Sunday 25 February 2018

Ref comment issue settled 'amicably'

Martin Breheny

Martin Breheny

AN investigation into claims that Meath referee Cormac Reilly made inappropriate remarks to a player during the Monaghan v Tyrone Ulster quarter-final last Sunday week has been "dealt with amicably."

Monaghan wing-back Darren Hughes said after the game that he was unhappy with comments made by the referee. "I'll not repeat what he said to me in the first half but the referee shouldn't be saying that," he said.

Michael Curley, chairman of the National Referees' Committee, said his organisation had spoken to Monaghan about the comments and the matter was now closed.

"It has been dealt with amicably between ourselves and Monaghan and is now finished," he said.

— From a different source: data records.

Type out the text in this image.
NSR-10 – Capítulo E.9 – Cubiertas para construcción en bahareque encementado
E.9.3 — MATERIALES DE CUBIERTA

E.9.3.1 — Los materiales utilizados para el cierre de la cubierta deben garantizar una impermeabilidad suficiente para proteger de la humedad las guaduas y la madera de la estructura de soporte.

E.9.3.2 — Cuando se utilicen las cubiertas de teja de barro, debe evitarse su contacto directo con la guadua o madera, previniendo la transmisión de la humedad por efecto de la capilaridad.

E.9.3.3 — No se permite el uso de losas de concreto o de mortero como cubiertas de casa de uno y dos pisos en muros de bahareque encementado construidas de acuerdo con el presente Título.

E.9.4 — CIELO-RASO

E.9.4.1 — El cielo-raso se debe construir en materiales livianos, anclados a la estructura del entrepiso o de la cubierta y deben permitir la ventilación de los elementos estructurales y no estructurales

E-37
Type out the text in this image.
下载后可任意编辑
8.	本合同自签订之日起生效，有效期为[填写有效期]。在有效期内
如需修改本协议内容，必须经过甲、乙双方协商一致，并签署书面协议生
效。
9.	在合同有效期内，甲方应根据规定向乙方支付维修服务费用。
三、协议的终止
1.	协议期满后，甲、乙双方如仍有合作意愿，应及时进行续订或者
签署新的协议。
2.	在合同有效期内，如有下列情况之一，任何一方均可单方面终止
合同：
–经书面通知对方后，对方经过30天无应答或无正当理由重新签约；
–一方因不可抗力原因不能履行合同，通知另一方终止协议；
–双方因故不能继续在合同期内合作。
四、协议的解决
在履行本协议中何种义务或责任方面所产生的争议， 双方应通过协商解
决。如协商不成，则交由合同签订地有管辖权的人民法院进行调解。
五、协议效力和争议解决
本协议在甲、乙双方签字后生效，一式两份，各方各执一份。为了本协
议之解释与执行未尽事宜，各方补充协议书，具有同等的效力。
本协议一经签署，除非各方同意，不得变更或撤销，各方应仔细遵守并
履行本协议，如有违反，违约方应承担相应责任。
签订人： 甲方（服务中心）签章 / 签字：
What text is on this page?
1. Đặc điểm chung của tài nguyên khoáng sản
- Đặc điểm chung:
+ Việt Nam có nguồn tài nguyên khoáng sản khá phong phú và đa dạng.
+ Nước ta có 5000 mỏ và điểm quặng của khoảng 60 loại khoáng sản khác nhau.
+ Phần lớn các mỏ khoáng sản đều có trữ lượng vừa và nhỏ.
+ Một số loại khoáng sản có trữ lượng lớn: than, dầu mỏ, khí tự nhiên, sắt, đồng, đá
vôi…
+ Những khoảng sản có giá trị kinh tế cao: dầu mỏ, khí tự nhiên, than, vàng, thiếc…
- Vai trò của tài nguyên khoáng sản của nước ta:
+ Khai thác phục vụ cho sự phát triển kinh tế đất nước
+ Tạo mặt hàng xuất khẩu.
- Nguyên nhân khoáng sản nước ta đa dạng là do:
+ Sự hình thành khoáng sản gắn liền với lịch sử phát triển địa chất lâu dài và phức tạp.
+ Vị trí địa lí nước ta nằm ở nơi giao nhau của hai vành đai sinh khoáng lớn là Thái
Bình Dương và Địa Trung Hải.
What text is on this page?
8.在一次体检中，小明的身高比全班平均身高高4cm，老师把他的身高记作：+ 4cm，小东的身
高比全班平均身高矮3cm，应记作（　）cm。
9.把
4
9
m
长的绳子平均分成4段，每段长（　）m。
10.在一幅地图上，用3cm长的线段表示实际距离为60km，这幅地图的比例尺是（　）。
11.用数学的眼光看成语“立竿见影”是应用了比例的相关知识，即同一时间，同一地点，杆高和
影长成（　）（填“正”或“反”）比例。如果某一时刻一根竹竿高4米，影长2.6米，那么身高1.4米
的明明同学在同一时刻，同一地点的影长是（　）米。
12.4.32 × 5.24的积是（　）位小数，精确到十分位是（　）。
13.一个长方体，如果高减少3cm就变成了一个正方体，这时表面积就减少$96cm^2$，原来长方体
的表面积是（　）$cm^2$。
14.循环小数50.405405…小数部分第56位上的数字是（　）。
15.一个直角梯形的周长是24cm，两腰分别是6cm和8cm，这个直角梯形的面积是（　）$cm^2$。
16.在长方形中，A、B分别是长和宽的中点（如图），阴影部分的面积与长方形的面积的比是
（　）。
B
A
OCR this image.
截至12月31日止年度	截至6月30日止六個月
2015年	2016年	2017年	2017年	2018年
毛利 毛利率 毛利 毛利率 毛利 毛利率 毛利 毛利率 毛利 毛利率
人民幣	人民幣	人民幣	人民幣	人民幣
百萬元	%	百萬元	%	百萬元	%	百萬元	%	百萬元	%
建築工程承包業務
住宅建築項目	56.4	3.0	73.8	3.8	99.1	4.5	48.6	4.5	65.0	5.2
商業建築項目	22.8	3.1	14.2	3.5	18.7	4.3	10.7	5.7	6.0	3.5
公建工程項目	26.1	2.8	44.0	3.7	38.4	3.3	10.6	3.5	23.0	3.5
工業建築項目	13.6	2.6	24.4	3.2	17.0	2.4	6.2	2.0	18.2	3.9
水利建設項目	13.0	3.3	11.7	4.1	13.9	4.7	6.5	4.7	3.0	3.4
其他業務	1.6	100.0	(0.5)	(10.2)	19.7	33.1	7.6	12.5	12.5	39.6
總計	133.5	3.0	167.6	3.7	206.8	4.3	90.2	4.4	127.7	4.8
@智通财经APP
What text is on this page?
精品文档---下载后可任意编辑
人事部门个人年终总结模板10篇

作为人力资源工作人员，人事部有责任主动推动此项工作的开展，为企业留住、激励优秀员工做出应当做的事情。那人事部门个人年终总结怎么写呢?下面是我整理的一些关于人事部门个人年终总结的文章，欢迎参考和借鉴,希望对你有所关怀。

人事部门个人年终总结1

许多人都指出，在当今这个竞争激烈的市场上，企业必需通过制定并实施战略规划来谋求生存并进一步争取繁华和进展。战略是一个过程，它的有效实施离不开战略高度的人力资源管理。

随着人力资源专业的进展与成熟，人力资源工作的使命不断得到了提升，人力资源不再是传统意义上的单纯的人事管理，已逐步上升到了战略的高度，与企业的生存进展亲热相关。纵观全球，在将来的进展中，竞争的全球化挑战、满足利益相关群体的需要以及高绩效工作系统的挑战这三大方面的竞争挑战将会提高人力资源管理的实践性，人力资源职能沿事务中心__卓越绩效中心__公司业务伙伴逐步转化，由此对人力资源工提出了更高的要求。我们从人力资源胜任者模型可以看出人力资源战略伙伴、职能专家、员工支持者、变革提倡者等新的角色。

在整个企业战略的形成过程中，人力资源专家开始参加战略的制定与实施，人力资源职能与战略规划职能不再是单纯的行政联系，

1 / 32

Monaghan were unhappy with the referee's performance after having two players sent off and a further four booked. They were particularly upset by the dismissal of captain and midfielder Dick Clerkin on two yellow cards in the first half as it left them with a serious handicap which proved too great to overcome.

Curley said that his committee has no problems with criticisms of referees, provided they were not personal.

"Every referee knows that criticism comes with the job. Anyone can disagree with a referee and is perfectly entitled to do so but there's a line between what's acceptable and what's not. If someone is querying a decision, that's fine but if it gets personal, it's out of order," he said.

Regarding the recent controversies over 'square ball' calls, Curley said the general view among referees was that they would have preferred if the experimental rule which applied in last year's league had been retained.

It allowed players to be in the square before the ball arrived (except in dead-ball situations) and while it was seen to work well, there was little support at Congress for making it permanent.

"Referees were happy because it was easy to implement. The rule as it stands can be difficult to get right. Overall though, they get more square ball calls right than wrong," he said.

He also believes that it has been a good year so far for officials. "We're pleased, in particular, with the effect umpire training has had. There will always be one or two controversies but that doesn't mean the umpires are wrong. Overall, we're happy with the way things are going," he said.